Aktionäre von ams stoßen sich an neuer EU-Vergütungsrichtlinie
Unternehmen wird Hauptversammlung nächstes Jahr neu damit befassen - Aktuelle Aufsichtsratsvergütungen angenommen
In der Hauptversammlung des steirischen Chipherstellers ams wurden die wichtigsten Tagesordnungspunkte am Mittwoch mehrheitlich gebilligt. So auch die Aufsichtsratsvergütung. Keine Mehrheit gab es allerdings für das im Tagesordnungspunkt 7 erfasste Thema "Vergütungspolitik".

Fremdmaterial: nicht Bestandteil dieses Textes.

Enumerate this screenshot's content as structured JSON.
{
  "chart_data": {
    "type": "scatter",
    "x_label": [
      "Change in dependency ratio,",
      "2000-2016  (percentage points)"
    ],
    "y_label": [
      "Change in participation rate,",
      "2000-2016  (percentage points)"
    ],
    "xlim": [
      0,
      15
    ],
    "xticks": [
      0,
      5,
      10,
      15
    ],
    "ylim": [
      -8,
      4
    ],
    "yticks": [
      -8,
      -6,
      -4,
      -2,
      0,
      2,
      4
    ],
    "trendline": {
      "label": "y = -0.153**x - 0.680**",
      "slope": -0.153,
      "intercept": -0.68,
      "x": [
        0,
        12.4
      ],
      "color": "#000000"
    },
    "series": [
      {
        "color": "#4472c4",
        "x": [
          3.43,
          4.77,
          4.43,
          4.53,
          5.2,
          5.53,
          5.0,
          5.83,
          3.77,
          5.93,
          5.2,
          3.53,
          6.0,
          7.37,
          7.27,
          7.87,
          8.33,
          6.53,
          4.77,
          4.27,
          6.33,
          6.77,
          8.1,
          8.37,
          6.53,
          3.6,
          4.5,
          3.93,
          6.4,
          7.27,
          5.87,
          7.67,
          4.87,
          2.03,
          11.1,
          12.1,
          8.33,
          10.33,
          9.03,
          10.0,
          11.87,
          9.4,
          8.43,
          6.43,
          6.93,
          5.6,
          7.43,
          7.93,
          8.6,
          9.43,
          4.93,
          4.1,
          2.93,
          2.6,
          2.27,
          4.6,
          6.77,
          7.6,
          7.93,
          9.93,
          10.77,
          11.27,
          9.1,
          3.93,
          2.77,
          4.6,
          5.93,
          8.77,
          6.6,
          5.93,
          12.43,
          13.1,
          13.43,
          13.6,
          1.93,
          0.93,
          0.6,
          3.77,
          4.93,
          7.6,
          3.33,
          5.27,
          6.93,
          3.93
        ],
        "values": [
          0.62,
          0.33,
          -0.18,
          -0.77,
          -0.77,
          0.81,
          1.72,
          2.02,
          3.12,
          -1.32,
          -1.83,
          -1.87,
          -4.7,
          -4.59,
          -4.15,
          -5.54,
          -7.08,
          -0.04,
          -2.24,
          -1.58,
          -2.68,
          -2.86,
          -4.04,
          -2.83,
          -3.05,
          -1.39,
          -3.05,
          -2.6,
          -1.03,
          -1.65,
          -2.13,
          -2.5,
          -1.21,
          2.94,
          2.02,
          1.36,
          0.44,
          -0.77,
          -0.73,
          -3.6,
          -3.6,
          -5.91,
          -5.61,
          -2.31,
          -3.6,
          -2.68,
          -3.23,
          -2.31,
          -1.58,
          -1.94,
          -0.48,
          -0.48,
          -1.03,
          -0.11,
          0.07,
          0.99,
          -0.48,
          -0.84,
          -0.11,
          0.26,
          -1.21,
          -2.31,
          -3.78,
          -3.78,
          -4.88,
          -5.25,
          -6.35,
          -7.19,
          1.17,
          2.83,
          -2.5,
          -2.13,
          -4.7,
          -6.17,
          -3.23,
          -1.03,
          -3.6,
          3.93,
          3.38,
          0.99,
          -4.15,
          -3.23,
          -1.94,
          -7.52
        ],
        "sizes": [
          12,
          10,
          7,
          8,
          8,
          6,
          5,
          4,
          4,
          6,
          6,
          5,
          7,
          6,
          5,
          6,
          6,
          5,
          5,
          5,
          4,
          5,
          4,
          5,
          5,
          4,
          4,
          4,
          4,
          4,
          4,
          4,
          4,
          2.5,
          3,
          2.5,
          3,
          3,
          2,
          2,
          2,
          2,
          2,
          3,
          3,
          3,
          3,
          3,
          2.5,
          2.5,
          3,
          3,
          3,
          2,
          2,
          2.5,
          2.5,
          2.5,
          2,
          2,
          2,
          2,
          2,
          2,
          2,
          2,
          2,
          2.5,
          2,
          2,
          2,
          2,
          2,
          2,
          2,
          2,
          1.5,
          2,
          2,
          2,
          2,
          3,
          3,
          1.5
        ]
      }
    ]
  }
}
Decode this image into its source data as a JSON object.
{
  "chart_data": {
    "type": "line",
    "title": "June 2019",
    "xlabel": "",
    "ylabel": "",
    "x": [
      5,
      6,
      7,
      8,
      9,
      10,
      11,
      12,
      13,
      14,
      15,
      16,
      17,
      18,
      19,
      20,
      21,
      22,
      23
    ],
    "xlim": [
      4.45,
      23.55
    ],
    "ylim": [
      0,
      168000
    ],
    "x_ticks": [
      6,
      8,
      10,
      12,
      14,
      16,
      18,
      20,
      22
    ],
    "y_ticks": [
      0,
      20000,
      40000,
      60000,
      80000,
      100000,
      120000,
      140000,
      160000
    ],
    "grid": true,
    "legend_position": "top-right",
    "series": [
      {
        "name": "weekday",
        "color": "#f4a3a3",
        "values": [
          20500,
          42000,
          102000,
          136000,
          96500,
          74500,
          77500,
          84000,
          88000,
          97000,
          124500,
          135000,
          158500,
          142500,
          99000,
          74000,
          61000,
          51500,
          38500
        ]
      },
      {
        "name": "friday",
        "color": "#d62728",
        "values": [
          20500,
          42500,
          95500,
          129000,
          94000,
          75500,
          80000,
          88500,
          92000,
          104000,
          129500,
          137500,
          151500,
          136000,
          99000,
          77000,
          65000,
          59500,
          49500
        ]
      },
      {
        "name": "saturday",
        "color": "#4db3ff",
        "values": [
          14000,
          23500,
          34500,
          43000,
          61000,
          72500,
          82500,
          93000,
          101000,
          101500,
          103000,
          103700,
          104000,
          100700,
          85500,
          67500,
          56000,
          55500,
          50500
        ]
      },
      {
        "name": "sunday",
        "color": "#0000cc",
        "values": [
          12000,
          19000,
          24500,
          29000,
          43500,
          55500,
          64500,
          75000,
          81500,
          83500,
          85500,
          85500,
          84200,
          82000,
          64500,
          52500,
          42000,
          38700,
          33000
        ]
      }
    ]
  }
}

Wie es aus dem Unternehmen zur APA hieß, ging es hier um den Rahmen für die künftige Vergütungspolitik gemäß europäischer Vergütungsrichtlinie, die heuer in Kraft trete. ams sei hier Vorreiter in Österreich. Das heutige Votum in der via Internet abgehaltenen Hauptversammlung habe rechtlich keine Konsequenz, da die Bestimmung in die Zukunft gerichtet sei und nun nächstes Jahr nochmals vorgelegt werde.
ams ist gerade dabei, den deutschen Lichtkonzern Osram zu übernehmen. Der Megadeal liegt bei den europäischen Wettbewerbshütern. Die EU-Kommission will wie berichtet bis spätestens 6. Juli über das Übernahmeangebot befinden. Demnach wird bei ams Ende Juni bzw. Anfang Juli das Closing erwartet.